KYIV: Kyiv said Saturday it rejected Russian claims of a Ukrainian link to an attack on a Moscow concert hall that killed more than 100 people.
Russia’s FSB security service said Saturday it had arrested the gunmen behind the attack while they were trying to flee to Ukraine.
“The versions of Russian special services regarding Ukraine are absolutely untenable and absurd,” Mykhaylo Podolyak, an aide to Ukrainian President Volodymyr Zelensky, said in a post on X, formerly Twitter.
Islamic State has claimed responsibility for the attack, the deadliest in Russia in almost two decades.

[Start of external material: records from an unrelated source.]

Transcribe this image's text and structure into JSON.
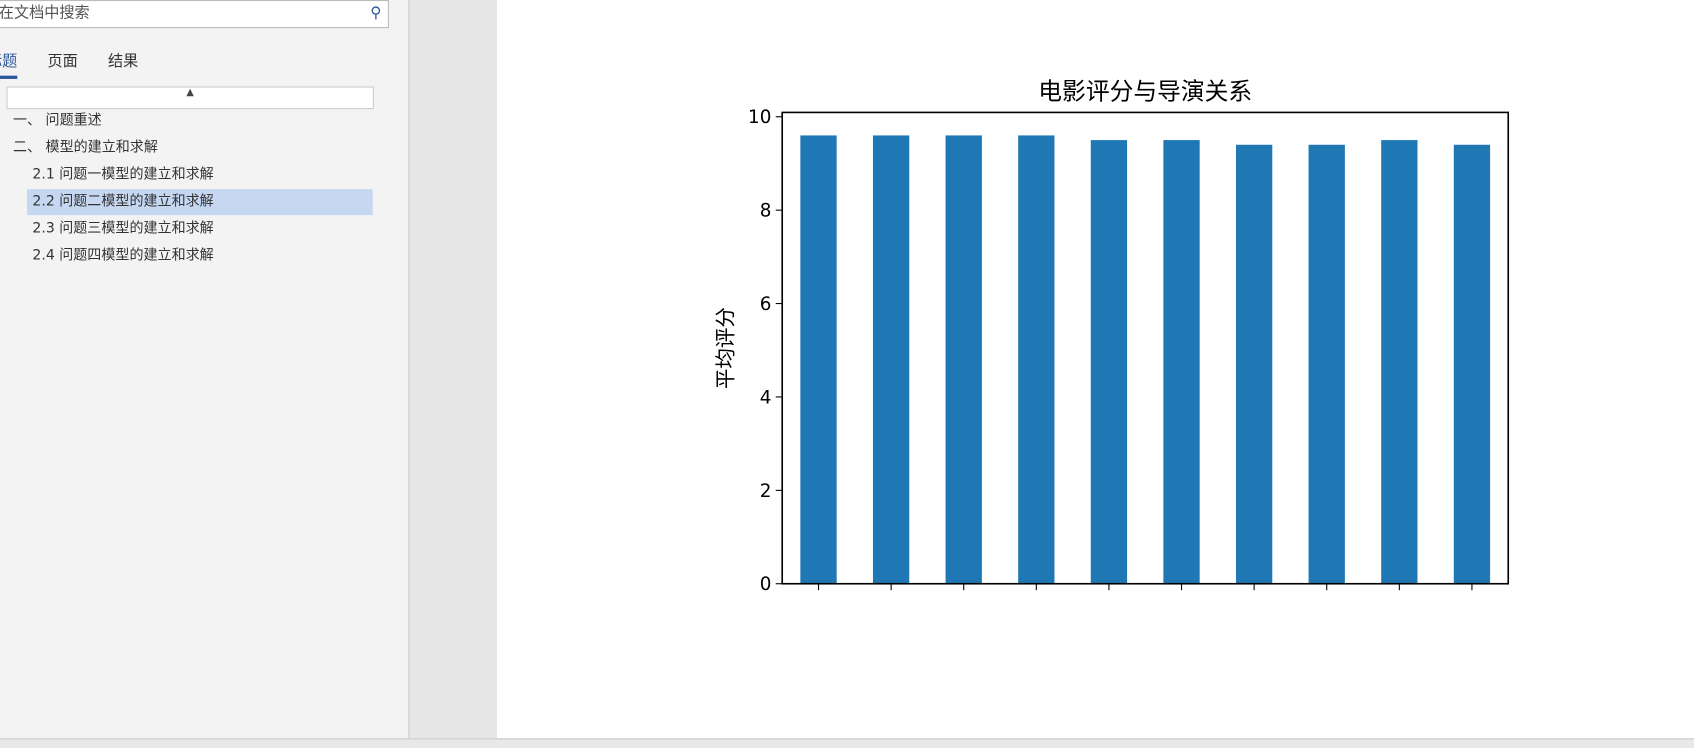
{
  "nav": {
    "search_placeholder": "在文档中搜索",
    "tabs": [
      "标题",
      "页面",
      "结果"
    ],
    "headings": [
      "一、 问题重述",
      "二、 模型的建立和求解",
      "2.1 问题一模型的建立和求解",
      "2.2 问题二模型的建立和求解",
      "2.3 问题三模型的建立和求解",
      "2.4 问题四模型的建立和求解"
    ]
  },
  "chart_data": {
    "type": "bar",
    "title": "电影评分与导演关系",
    "y_label": "平均评分",
    "categories": [
      null,
      null,
      null,
      null,
      null,
      null,
      null,
      null,
      null,
      null
    ],
    "values": [
      9.6,
      9.6,
      9.6,
      9.6,
      9.5,
      9.5,
      9.4,
      9.4,
      9.5,
      9.4
    ],
    "color": "#1f77b4",
    "ylim": [
      0,
      10
    ],
    "yticks": [
      0,
      2,
      4,
      6,
      8,
      10
    ]
  }
}
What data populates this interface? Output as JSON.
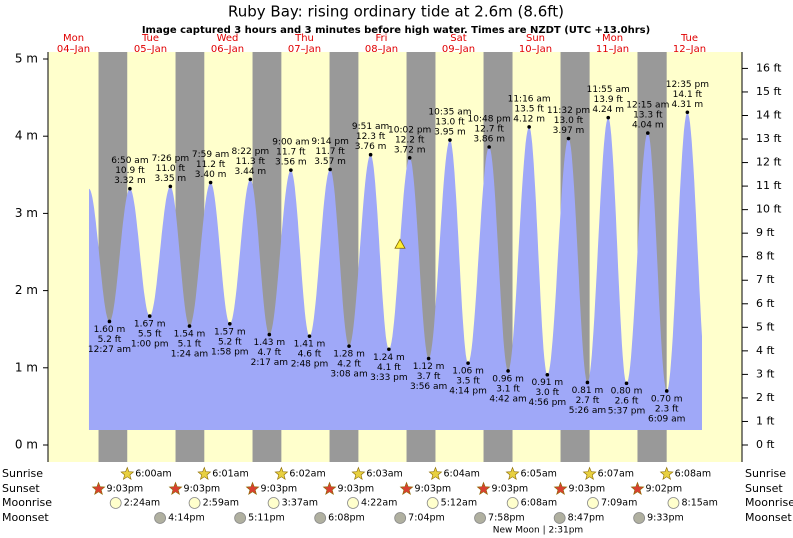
{
  "chart_data": {
    "type": "area",
    "title": "Ruby Bay: rising  ordinary tide at 2.6m (8.6ft)",
    "subtitle": "Image captured 3 hours and 3 minutes before high water. Times are NZDT (UTC +13.0hrs)",
    "day_names": [
      "Mon",
      "Tue",
      "Wed",
      "Thu",
      "Fri",
      "Sat",
      "Sun",
      "Mon",
      "Tue"
    ],
    "dates": [
      "04–Jan",
      "05–Jan",
      "06–Jan",
      "07–Jan",
      "08–Jan",
      "09–Jan",
      "10–Jan",
      "11–Jan",
      "12–Jan"
    ],
    "color": "#9fa8f8",
    "ylim": [
      0,
      5
    ],
    "yticks": [
      {
        "value": 0,
        "label": "0 m"
      },
      {
        "value": 1,
        "label": "1 m"
      },
      {
        "value": 2,
        "label": "2 m"
      },
      {
        "value": 3,
        "label": "3 m"
      },
      {
        "value": 4,
        "label": "4 m"
      },
      {
        "value": 5,
        "label": "5 m"
      }
    ],
    "y2lim": [
      0,
      16.4
    ],
    "y2ticks": [
      {
        "value": 0,
        "label": "0 ft"
      },
      {
        "value": 1,
        "label": "1 ft"
      },
      {
        "value": 2,
        "label": "2 ft"
      },
      {
        "value": 3,
        "label": "3 ft"
      },
      {
        "value": 4,
        "label": "4 ft"
      },
      {
        "value": 5,
        "label": "5 ft"
      },
      {
        "value": 6,
        "label": "6 ft"
      },
      {
        "value": 7,
        "label": "7 ft"
      },
      {
        "value": 8,
        "label": "8 ft"
      },
      {
        "value": 9,
        "label": "9 ft"
      },
      {
        "value": 10,
        "label": "10 ft"
      },
      {
        "value": 11,
        "label": "11 ft"
      },
      {
        "value": 12,
        "label": "12 ft"
      },
      {
        "value": 13,
        "label": "13 ft"
      },
      {
        "value": 14,
        "label": "14 ft"
      },
      {
        "value": 15,
        "label": "15 ft"
      },
      {
        "value": 16,
        "label": "16 ft"
      }
    ],
    "current_level": 2.6,
    "tides": [
      {
        "times": [],
        "values": [],
        "value_labels": [],
        "ft_labels": []
      },
      {
        "times": [
          "12:27 am",
          "6:50 am",
          "1:00 pm",
          "7:26 pm"
        ],
        "values": [
          1.6,
          3.32,
          1.67,
          3.35
        ],
        "value_labels": [
          "1.60 m",
          "3.32 m",
          "1.67 m",
          "3.35 m"
        ],
        "ft_labels": [
          "5.2 ft",
          "10.9 ft",
          "5.5 ft",
          "11.0 ft"
        ]
      },
      {
        "times": [
          "1:24 am",
          "7:59 am",
          "1:58 pm",
          "8:22 pm"
        ],
        "values": [
          1.54,
          3.4,
          1.57,
          3.44
        ],
        "value_labels": [
          "1.54 m",
          "3.40 m",
          "1.57 m",
          "3.44 m"
        ],
        "ft_labels": [
          "5.1 ft",
          "11.2 ft",
          "5.2 ft",
          "11.3 ft"
        ]
      },
      {
        "times": [
          "2:17 am",
          "9:00 am",
          "2:48 pm",
          "9:14 pm"
        ],
        "values": [
          1.43,
          3.56,
          1.41,
          3.57
        ],
        "value_labels": [
          "1.43 m",
          "3.56 m",
          "1.41 m",
          "3.57 m"
        ],
        "ft_labels": [
          "4.7 ft",
          "11.7 ft",
          "4.6 ft",
          "11.7 ft"
        ]
      },
      {
        "times": [
          "3:08 am",
          "9:51 am",
          "3:33 pm",
          "10:02 pm"
        ],
        "values": [
          1.28,
          3.76,
          1.24,
          3.72
        ],
        "value_labels": [
          "1.28 m",
          "3.76 m",
          "1.24 m",
          "3.72 m"
        ],
        "ft_labels": [
          "4.2 ft",
          "12.3 ft",
          "4.1 ft",
          "12.2 ft"
        ]
      },
      {
        "times": [
          "3:56 am",
          "10:35 am",
          "4:14 pm",
          "10:48 pm"
        ],
        "values": [
          1.12,
          3.95,
          1.06,
          3.86
        ],
        "value_labels": [
          "1.12 m",
          "3.95 m",
          "1.06 m",
          "3.86 m"
        ],
        "ft_labels": [
          "3.7 ft",
          "13.0 ft",
          "3.5 ft",
          "12.7 ft"
        ]
      },
      {
        "times": [
          "4:42 am",
          "11:16 am",
          "4:56 pm",
          "11:32 pm"
        ],
        "values": [
          0.96,
          4.12,
          0.91,
          3.97
        ],
        "value_labels": [
          "0.96 m",
          "4.12 m",
          "0.91 m",
          "3.97 m"
        ],
        "ft_labels": [
          "3.1 ft",
          "13.5 ft",
          "3.0 ft",
          "13.0 ft"
        ]
      },
      {
        "times": [
          "5:26 am",
          "11:55 am",
          "5:37 pm"
        ],
        "values": [
          0.81,
          4.24,
          0.8
        ],
        "value_labels": [
          "0.81 m",
          "4.24 m",
          "0.80 m"
        ],
        "ft_labels": [
          "2.7 ft",
          "13.9 ft",
          "2.6 ft"
        ]
      },
      {
        "times": [
          "12:15 am",
          "6:09 am",
          "12:35 pm"
        ],
        "values": [
          4.04,
          0.7,
          4.31
        ],
        "value_labels": [
          "4.04 m",
          "0.70 m",
          "4.31 m"
        ],
        "ft_labels": [
          "13.3 ft",
          "2.3 ft",
          "14.1 ft"
        ]
      }
    ],
    "rows": [
      {
        "name": "Sunrise",
        "kind": "sunrise",
        "times": [
          null,
          "6:00am",
          "6:01am",
          "6:02am",
          "6:03am",
          "6:04am",
          "6:05am",
          "6:07am",
          "6:08am"
        ]
      },
      {
        "name": "Sunset",
        "kind": "sunset",
        "times": [
          "9:03pm",
          "9:03pm",
          "9:03pm",
          "9:03pm",
          "9:03pm",
          "9:03pm",
          "9:03pm",
          "9:02pm",
          null
        ]
      },
      {
        "name": "Moonrise",
        "kind": "moonrise",
        "times": [
          null,
          "2:24am",
          "2:59am",
          "3:37am",
          "4:22am",
          "5:12am",
          "6:08am",
          "7:09am",
          "8:15am"
        ]
      },
      {
        "name": "Moonset",
        "kind": "moonset",
        "times": [
          null,
          "4:14pm",
          "5:11pm",
          "6:08pm",
          "7:04pm",
          "7:58pm",
          "8:47pm",
          "9:33pm",
          null
        ]
      }
    ],
    "moon_phase": "New Moon | 2:31pm"
  }
}
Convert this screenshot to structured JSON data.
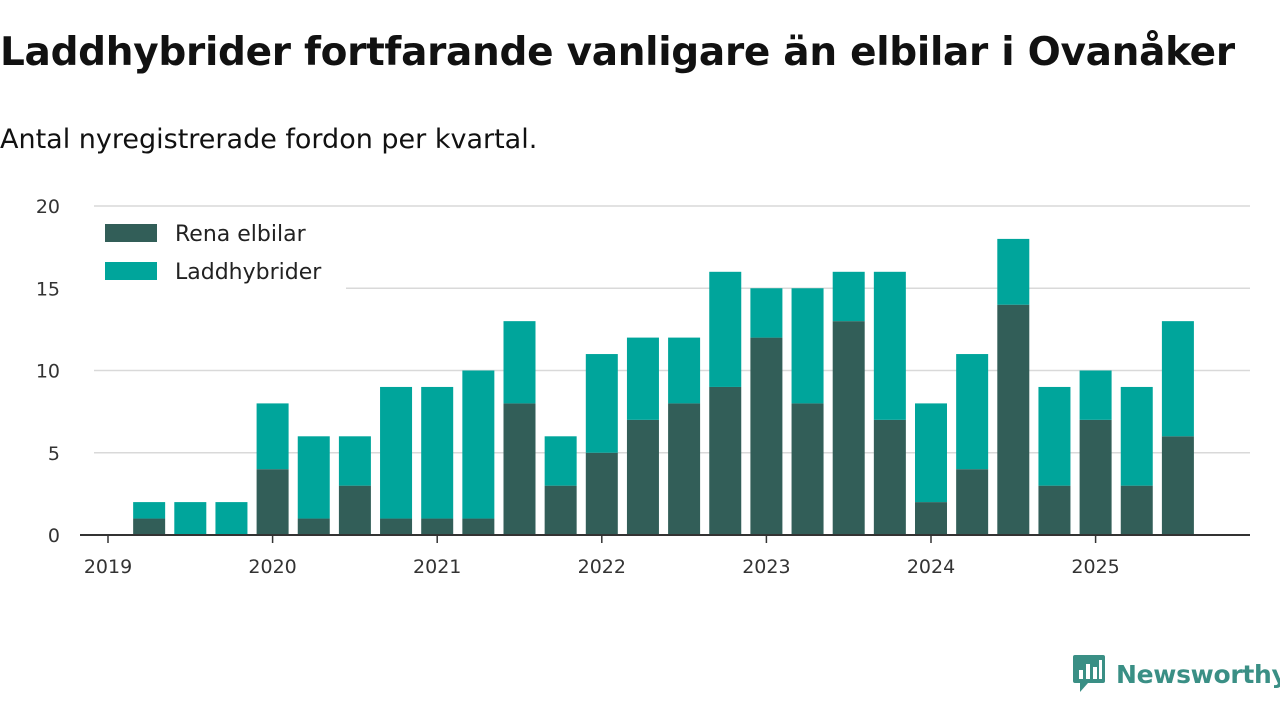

Gun attack at Moscow concert leaves at least 40 dead: authorities
The FSB had said the perpetrators had “tried to escape, travelling by car towards the Russian-Ukrainian border … the criminals intended to cross the Russian-Ukrainian border and had appropriate contacts on the Ukrainian side.”
It did not provide further details.
Some Russian lawmakers, as well as former president Dmitry Medvedev, have also evoked a possible Ukrainian connection, without providing evidence.
Russia said Saturday it had arrested 11 people – including four assailants – though Moscow has not responded to Islamic State’s claim of responsibility or said who it believes was behind the attack.
Kyiv’s own intelligence services had on Friday said it was a “planned and deliberate provocation by the Russian special services on Putin’s orders.”